On National Poetry Day, here’s a sonnet that’s like rap, a protest poem for racial justice

RASHMEE ROSHAN LALL October 1, 2020

Terrance Hayes: A ‘jock’ writing sonnets

Today is National Poetry Day in Britain and I’ve been thinking a great deal about a poem from across the waters.

It’s by Terrance Hayes, 48. He describes himself in interviews as a “jock” writing sonnets but don’t let the self-deprecation fool you.

Hayes clothes and unclothes ideas with ease and grace and passion. The garments are variously gauzy, velvet, cotton, sackcloth. Sometimes, there’s just the stark nakedness of the unvarnished thought.

In the poem below, for instance, “I make you a box of darkness with a bird in its heart.”

Anyway, Hayes is a black man from South Carolina and his slim volume, ‘American Sonnet for My Past and Future Assassin’ has 70 sonnets. As he tells it, he began the collection the day after Donald Trump won the 2016 presidential election. So, we can date the start of this particular poetry collection’s consciousness: November 9, 2016.

Hayes has used the sonnet as an anthem of protest – against racial injustice and the lot of the black man in America.

It may sound odd that the sonnet can be used liked rap.

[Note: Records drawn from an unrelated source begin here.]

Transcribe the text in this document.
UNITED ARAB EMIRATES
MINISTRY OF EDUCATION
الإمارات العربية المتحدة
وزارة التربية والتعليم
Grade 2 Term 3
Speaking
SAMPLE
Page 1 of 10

After all, it’s a form of poetry that seems to bear the imprint of an earlier age and which has all the formalism that comes with structural restrictions. It must have 14 lines, for instance. Its three most widely recognized versions, with their traditional rhyme schemes, are the Petrarchan, the Spensarian and the Shakespearean sonnet. The variations are to do with rhyming patterns and whether the volta (an Italian word for turn of thought or argument) is in the closing couplet or in a sestet of lines after the octave of the first part.

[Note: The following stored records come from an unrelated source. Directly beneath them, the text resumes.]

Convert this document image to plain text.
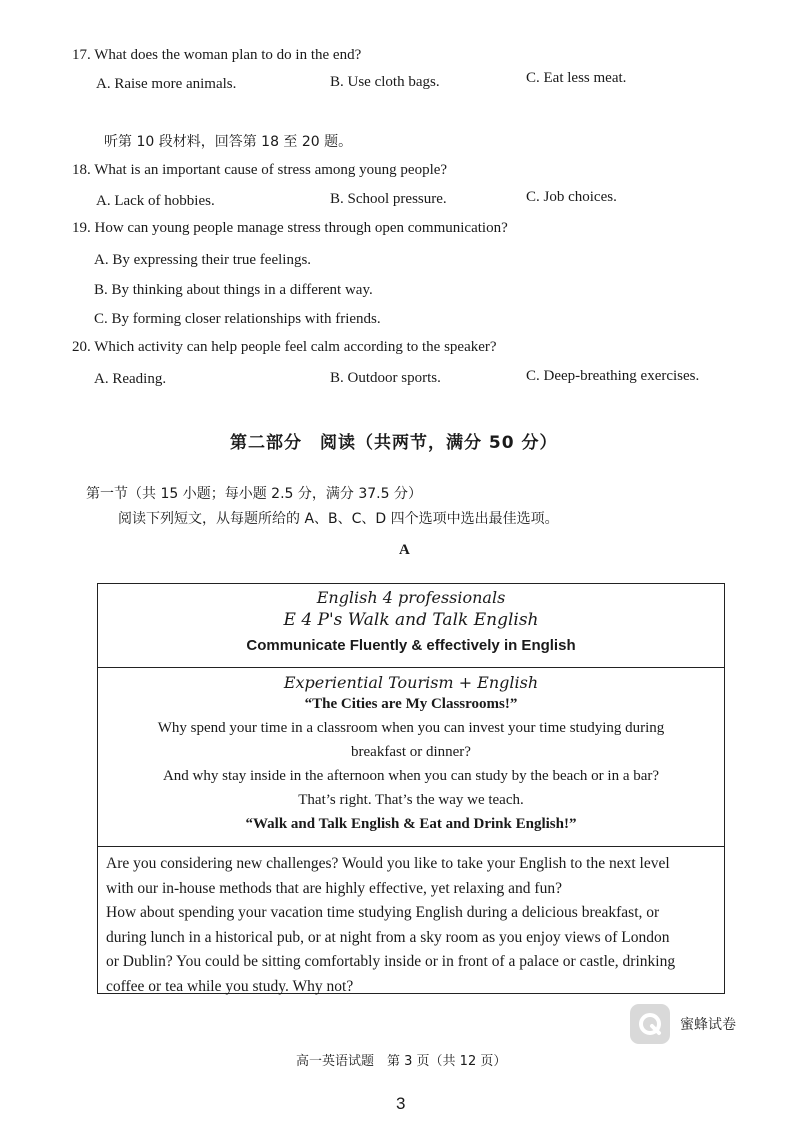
17. What does the woman plan to do in the end?
A. Raise more animals.	B. Use cloth bags.	C. Eat less meat.
听第 10 段材料，回答第 18 至 20 题。
18. What is an important cause of stress among young people?
A. Lack of hobbies.	B. School pressure.	C. Job choices.
19. How can young people manage stress through open communication?
A. By expressing their true feelings.
B. By thinking about things in a different way.
C. By forming closer relationships with friends.
20. Which activity can help people feel calm according to the speaker?
A. Reading.	B. Outdoor sports.	C. Deep-breathing exercises.
第二部分　阅读（共两节，满分 50 分）
第一节（共 15 小题；每小题 2.5 分，满分 37.5 分）
阅读下列短文，从每题所给的 A、B、C、D 四个选项中选出最佳选项。
A
English 4 professionals
E 4 P's Walk and Talk English
Communicate Fluently & effectively in English
Experiential Tourism + English
“The Cities are My Classrooms!”
Why spend your time in a classroom when you can invest your time studying during
breakfast or dinner?
And why stay inside in the afternoon when you can study by the beach or in a bar?
That’s right. That’s the way we teach.
“Walk and Talk English & Eat and Drink English!”
Are you considering new challenges? Would you like to take your English to the next level
with our in-house methods that are highly effective, yet relaxing and fun?
How about spending your vacation time studying English during a delicious breakfast, or
during lunch in a historical pub, or at night from a sky room as you enjoy views of London
or Dublin? You could be sitting comfortably inside or in front of a palace or castle, drinking
coffee or tea while you study. Why not?
蜜蜂试卷
高一英语试题　第 3 页（共 12 页）
3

Those few lines above seem to suggest that the form of the sonnet must surely rule out innovation and passion and so, modern use.

Many would think that the sonnet is such a self-conscious form and enshrines such an artificial way of writing and thinking that it is almost as useless as a horse-drawn carriage in the age of the automobile. But it isn’t. Hayes shows us how.

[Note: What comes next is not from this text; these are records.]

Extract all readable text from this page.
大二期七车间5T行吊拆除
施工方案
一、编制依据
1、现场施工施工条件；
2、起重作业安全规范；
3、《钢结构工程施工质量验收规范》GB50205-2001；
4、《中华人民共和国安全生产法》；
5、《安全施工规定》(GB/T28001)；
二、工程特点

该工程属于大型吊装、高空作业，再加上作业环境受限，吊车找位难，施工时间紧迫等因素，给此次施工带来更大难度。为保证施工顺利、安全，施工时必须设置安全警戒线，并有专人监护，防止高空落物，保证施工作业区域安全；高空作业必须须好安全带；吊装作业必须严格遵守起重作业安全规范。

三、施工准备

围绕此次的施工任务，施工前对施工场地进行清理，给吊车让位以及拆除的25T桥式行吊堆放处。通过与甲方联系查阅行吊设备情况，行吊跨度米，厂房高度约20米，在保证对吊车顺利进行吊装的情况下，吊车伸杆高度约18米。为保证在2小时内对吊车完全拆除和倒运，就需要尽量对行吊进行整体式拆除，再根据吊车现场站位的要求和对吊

Read this, his seventh sonnet.

American Sonnet for My Past and Future Assassin [“I lock you in an American sonnet that is part prison”] 

TERRANCE HAYES

I lock you in an American sonnet that is part prison,

Part panic closet, a little room in a house set aflame.

I lock you in a form that is part music box, part meat

Grinder to separate the song of the bird from the bone.

I lock your persona in a dream-inducing sleeper hold

While your better selves watch from the bleachers.

I make you both gym & crow here. As the crow

You undergo a beautiful catharsis trapped one night

In the shadows of the gym. As the gym, the feel of crow-

Shit dropping to your floors is not unlike the stars

Falling from the pep rally posters on your walls.

I make you a box of darkness with a bird in its heart.

Voltas of acoustics, instinct & metaphor. It is not enough

To love you. It is not enough to want you destroyed.